First Board of Commissioners of the Florida Inland Navigation District (“FIND”) (1928)

FIND 1928
The first Board of Commissioners of FIND, included, yacht club commodores, newspaper publishers, landscape architects, real estate developers. Here, pictured also are Al Green, first attorney for FIND; and, Harry Kelsey, current owner of the Florida East Coast Canal (1928). Courtesy, FIND.

Under the 1927 federal legislation authorizing the Corps of Engineers to take control of the Florida East Coast Canal for conversion into the larger Intracoastal Waterway, Congress required Florida to designate a local sponsor. That local sponsor designated by the Florida Legislature was FIND, a special taxing district made up of eleven east coast counties stretching from today’s Miami-Dade County (Miami) north to Duval County (Jacksonville).

Now FIND includes a twelfth county (Nassau County) further north. This district has the power of taxation over all property within these 12 counties, as well as the powers of eminent domain, and all other powers necessary to provide in perpetuity the maintenance spoil areas needed by the Corps of Engineers to deposit spoil in enlarging the waterway to a minimum width of as much as 150 feet in some areas and a depth of twelve feet, as it exists today in Florida.

Here in this photograph are the eleven members of the original board of commissioners, including Harry Seymour Kelsey, who bought the East Coast Canal from George Ł. Bradley’s estate in 1925, and other officials. The majority of the commissioners appointed by Governor David Sholtz in 1927 were yacht club commodores, newspaper publishers, and real estate developers, in addition to others interested in inland transportation.

In 1929, as a result of court delays caused when Dade County State Attorney Vernon Hawthorne challenged FIND’s intention in selling bonds to buy the waterway from Kelsey, FIND sold something over one million dollars in bonds to pay for the old Canal and necessary right-of-way.
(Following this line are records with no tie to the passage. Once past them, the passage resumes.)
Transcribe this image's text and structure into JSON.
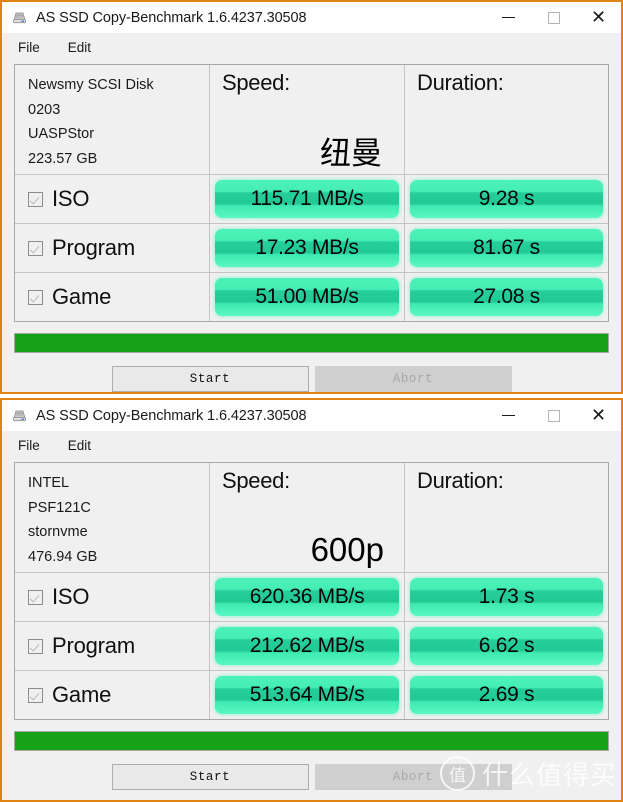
{
  "windows": [
    {
      "title": "AS SSD Copy-Benchmark 1.6.4237.30508",
      "icon": "hdd-icon",
      "menu": {
        "file": "File",
        "edit": "Edit"
      },
      "controls": {
        "minimize": "minimize-icon",
        "maximize": "maximize-icon",
        "close": "close-icon"
      },
      "drive": {
        "model": "Newsmy  SCSI Disk",
        "firmware": "0203",
        "driver": "UASPStor",
        "capacity": "223.57 GB"
      },
      "columns": {
        "speed": "Speed:",
        "duration": "Duration:"
      },
      "brand": "纽曼",
      "rows": [
        {
          "name": "ISO",
          "checked": true,
          "speed": "115.71 MB/s",
          "duration": "9.28 s"
        },
        {
          "name": "Program",
          "checked": true,
          "speed": "17.23 MB/s",
          "duration": "81.67 s"
        },
        {
          "name": "Game",
          "checked": true,
          "speed": "51.00 MB/s",
          "duration": "27.08 s"
        }
      ],
      "progress_percent": 100,
      "buttons": {
        "start": "Start",
        "abort": "Abort"
      }
    },
    {
      "title": "AS SSD Copy-Benchmark 1.6.4237.30508",
      "icon": "hdd-icon",
      "menu": {
        "file": "File",
        "edit": "Edit"
      },
      "controls": {
        "minimize": "minimize-icon",
        "maximize": "maximize-icon",
        "close": "close-icon"
      },
      "drive": {
        "model": "INTEL",
        "firmware": "PSF121C",
        "driver": "stornvme",
        "capacity": "476.94 GB"
      },
      "columns": {
        "speed": "Speed:",
        "duration": "Duration:"
      },
      "brand": "600p",
      "rows": [
        {
          "name": "ISO",
          "checked": true,
          "speed": "620.36 MB/s",
          "duration": "1.73 s"
        },
        {
          "name": "Program",
          "checked": true,
          "speed": "212.62 MB/s",
          "duration": "6.62 s"
        },
        {
          "name": "Game",
          "checked": true,
          "speed": "513.64 MB/s",
          "duration": "2.69 s"
        }
      ],
      "progress_percent": 100,
      "buttons": {
        "start": "Start",
        "abort": "Abort"
      }
    }
  ],
  "watermark": {
    "badge": "值",
    "text": "什么值得买"
  },
  "colors": {
    "window_border": "#e08214",
    "pill_green": "#2ad79f",
    "progress_green": "#16a116",
    "window_bg": "#f0f0f0"
  }
}
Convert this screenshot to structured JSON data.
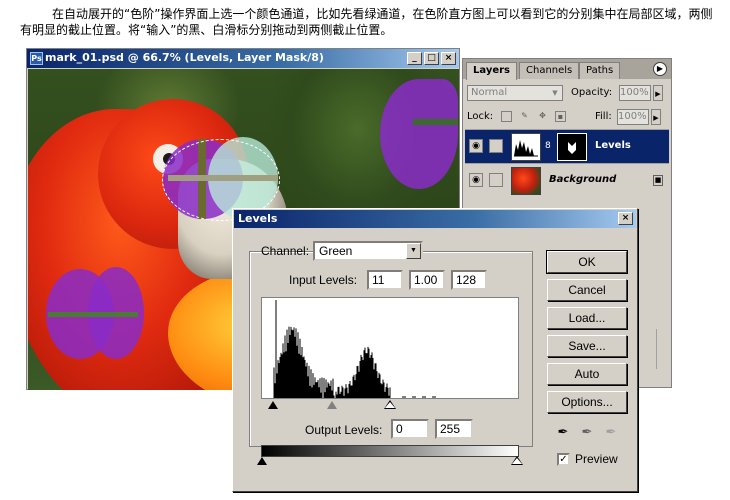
{
  "caption": "在自动展开的“色阶”操作界面上选一个颜色通道，比如先看绿通道，在色阶直方图上可以看到它的分别集中在局部区域，两侧有明显的截止位置。将“输入”的黑、白滑标分别拖动到两侧截止位置。",
  "document_window": {
    "title": "mark_01.psd @ 66.7% (Levels, Layer Mask/8)",
    "buttons": [
      "_",
      "□",
      "×"
    ]
  },
  "layers_palette": {
    "tabs": [
      "Layers",
      "Channels",
      "Paths"
    ],
    "blend_mode": "Normal",
    "opacity_label": "Opacity:",
    "opacity_value": "100%",
    "lock_label": "Lock:",
    "fill_label": "Fill:",
    "fill_value": "100%",
    "layers": [
      {
        "name": "Levels",
        "selected": true
      },
      {
        "name": "Background",
        "selected": false
      }
    ]
  },
  "levels_dialog": {
    "title": "Levels",
    "channel_label": "Channel:",
    "channel_value": "Green",
    "input_levels_label": "Input Levels:",
    "input_black": "11",
    "input_gamma": "1.00",
    "input_white": "128",
    "output_levels_label": "Output Levels:",
    "output_black": "0",
    "output_white": "255",
    "buttons": {
      "ok": "OK",
      "cancel": "Cancel",
      "load": "Load...",
      "save": "Save...",
      "auto": "Auto",
      "options": "Options..."
    },
    "preview_label": "Preview",
    "preview_checked": true
  },
  "colors": {
    "titlebar": "#0a246a",
    "dialog_bg": "#d4d0c8",
    "mask_purple": "#8a2cc8"
  }
}
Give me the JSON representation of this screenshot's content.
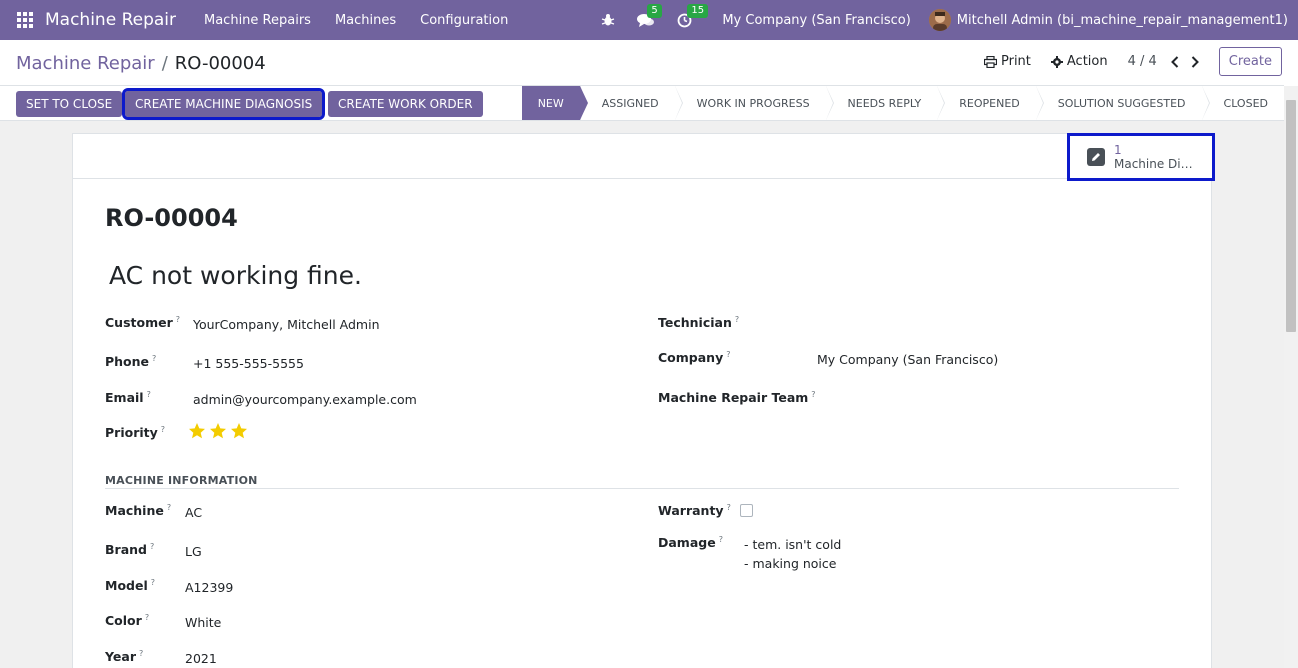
{
  "navbar": {
    "brand": "Machine Repair",
    "menus": [
      "Machine Repairs",
      "Machines",
      "Configuration"
    ],
    "chat_count": "5",
    "activity_count": "15",
    "company": "My Company (San Francisco)",
    "user": "Mitchell Admin (bi_machine_repair_management1)",
    "colors": {
      "primary": "#71639e",
      "badge": "#28a745"
    }
  },
  "breadcrumb": {
    "parent": "Machine Repair",
    "current": "RO-00004"
  },
  "actions": {
    "print": "Print",
    "action": "Action",
    "pager": "4 / 4",
    "create": "Create"
  },
  "statusbar": {
    "buttons": [
      "SET TO CLOSE",
      "CREATE MACHINE DIAGNOSIS",
      "CREATE WORK ORDER"
    ],
    "stages": [
      "NEW",
      "ASSIGNED",
      "WORK IN PROGRESS",
      "NEEDS REPLY",
      "REOPENED",
      "SOLUTION SUGGESTED",
      "CLOSED"
    ],
    "active_stage": "NEW"
  },
  "smart_button": {
    "count": "1",
    "label": "Machine Di…"
  },
  "record": {
    "reference": "RO-00004",
    "title": "AC not working fine.",
    "customer_label": "Customer",
    "customer": "YourCompany, Mitchell Admin",
    "phone_label": "Phone",
    "phone": "+1 555-555-5555",
    "email_label": "Email",
    "email": "admin@yourcompany.example.com",
    "priority_label": "Priority",
    "priority_stars": 3,
    "technician_label": "Technician",
    "technician": "",
    "company_label": "Company",
    "company": "My Company (San Francisco)",
    "team_label": "Machine Repair Team",
    "team": ""
  },
  "machine_info": {
    "section_title": "MACHINE INFORMATION",
    "machine_label": "Machine",
    "machine": "AC",
    "brand_label": "Brand",
    "brand": "LG",
    "model_label": "Model",
    "model": "A12399",
    "color_label": "Color",
    "color": "White",
    "year_label": "Year",
    "year": "2021",
    "warranty_label": "Warranty",
    "warranty": false,
    "damage_label": "Damage",
    "damage_lines": [
      "- tem. isn't cold",
      "- making noice"
    ]
  },
  "tooltip_marker": "?"
}
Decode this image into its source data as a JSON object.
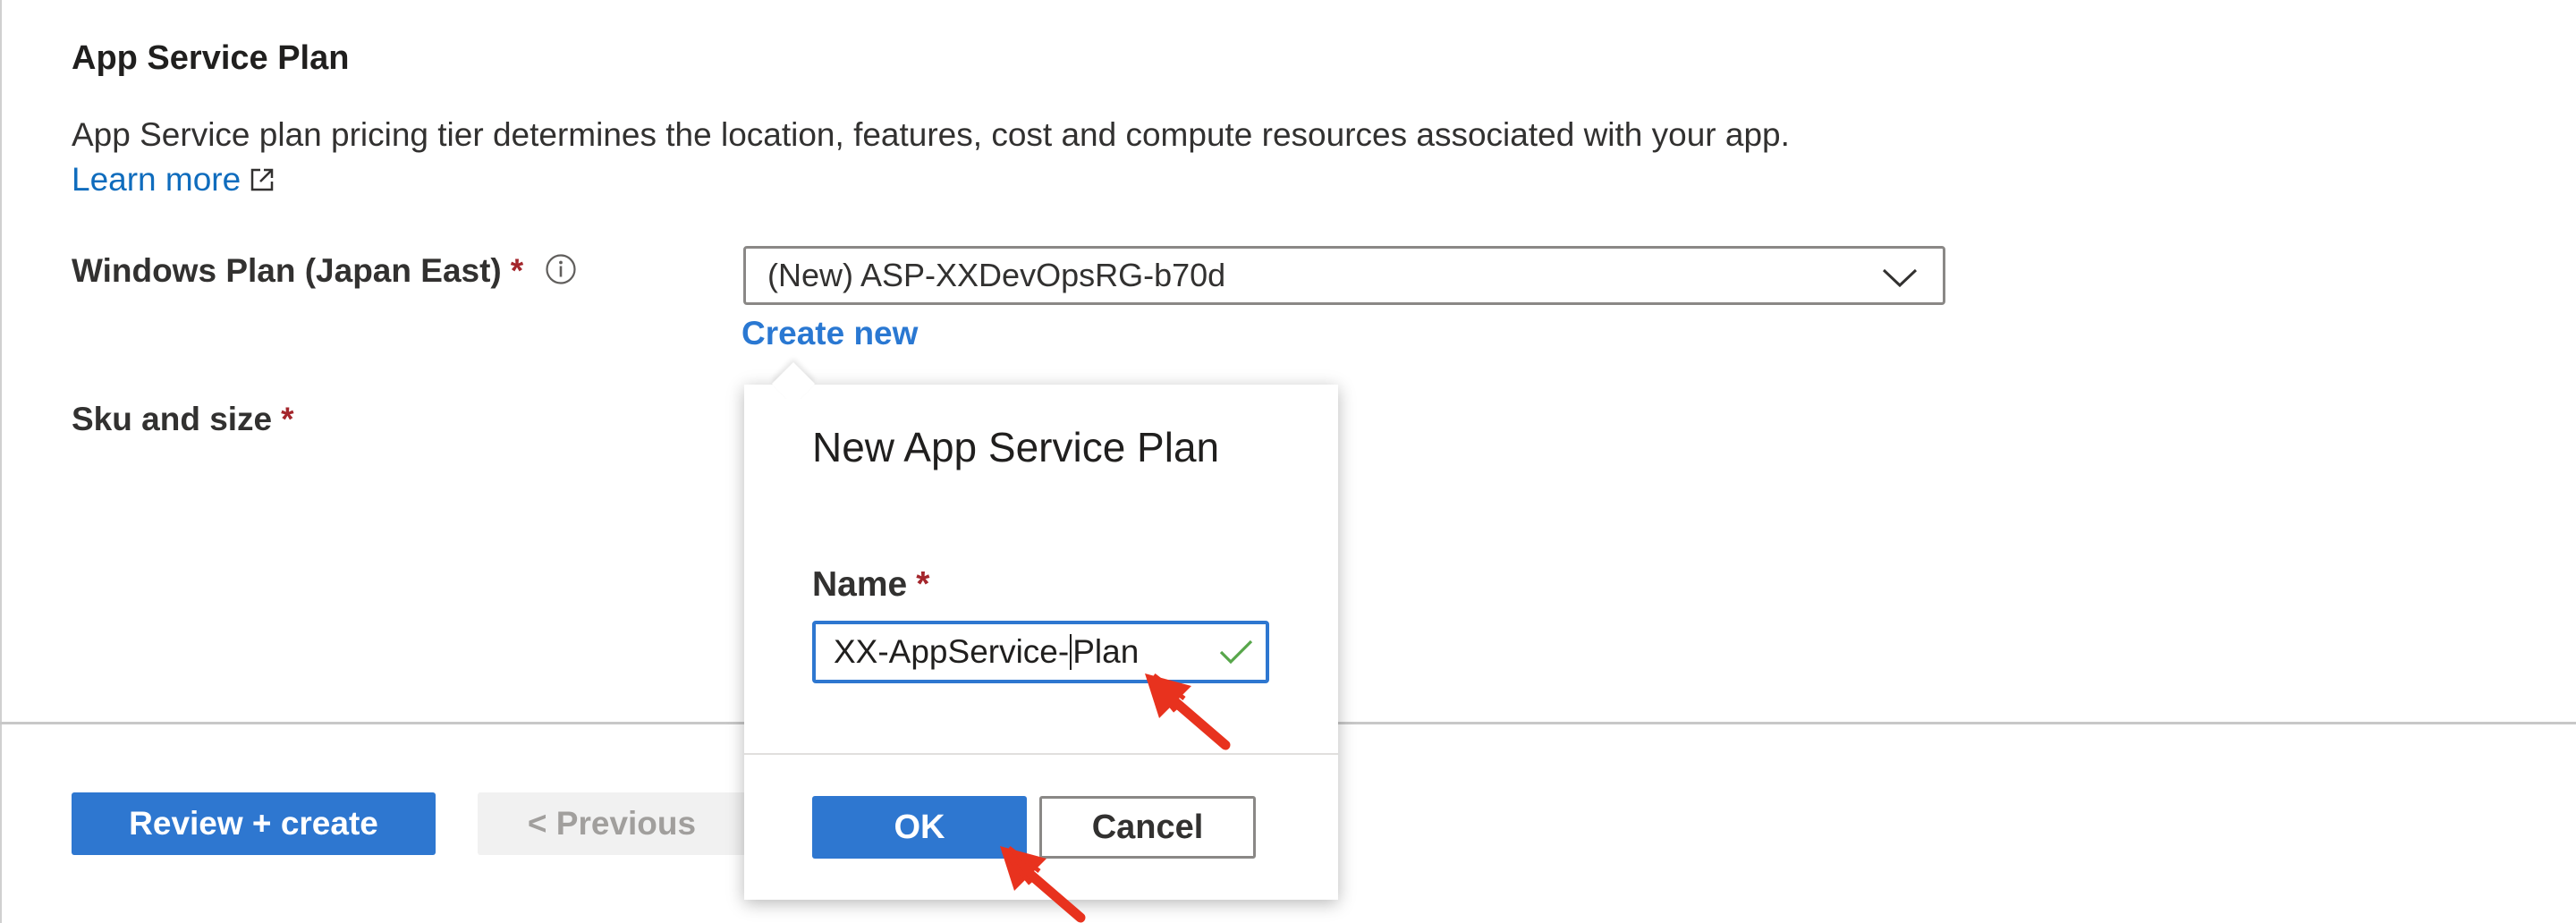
{
  "section": {
    "title": "App Service Plan",
    "description": "App Service plan pricing tier determines the location, features, cost and compute resources associated with your app.",
    "learn_more": "Learn more"
  },
  "fields": {
    "windows_plan_label": "Windows Plan (Japan East)",
    "windows_plan_value": "(New) ASP-XXDevOpsRG-b70d",
    "create_new": "Create new",
    "sku_label": "Sku and size",
    "required_mark": "*"
  },
  "footer": {
    "review_create": "Review + create",
    "previous": "< Previous"
  },
  "popup": {
    "title": "New App Service Plan",
    "name_label": "Name",
    "name_value_before_caret": "XX-AppService-",
    "name_value_after_caret": "Plan",
    "ok": "OK",
    "cancel": "Cancel"
  },
  "icons": {
    "info": "info-icon",
    "external_link": "external-link-icon",
    "dropdown": "chevron-down-icon",
    "valid": "checkmark-icon",
    "annotation": "red-arrow-annotation"
  },
  "colors": {
    "primary": "#2e77d0",
    "link": "#0f6cbd",
    "required": "#a4262c",
    "valid": "#57a64a",
    "annotation": "#e8321e"
  }
}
Title was then vested in the United States of America, the Corps of Engineers assumed control over what Congress would later call the Atlantic Intracoastal waterway, and the old toll chains were eliminated. The old Canal became a free and public waterway of the people of the United States of America.

Postscript. After all was said and done, FIND did not spend all of the bond proceeds. The commissioners “burned” the bonds they didn’t need to sell. One of those noteworthy instances when a public body didn’t spend all of the proceeds of a court-approved bond issue.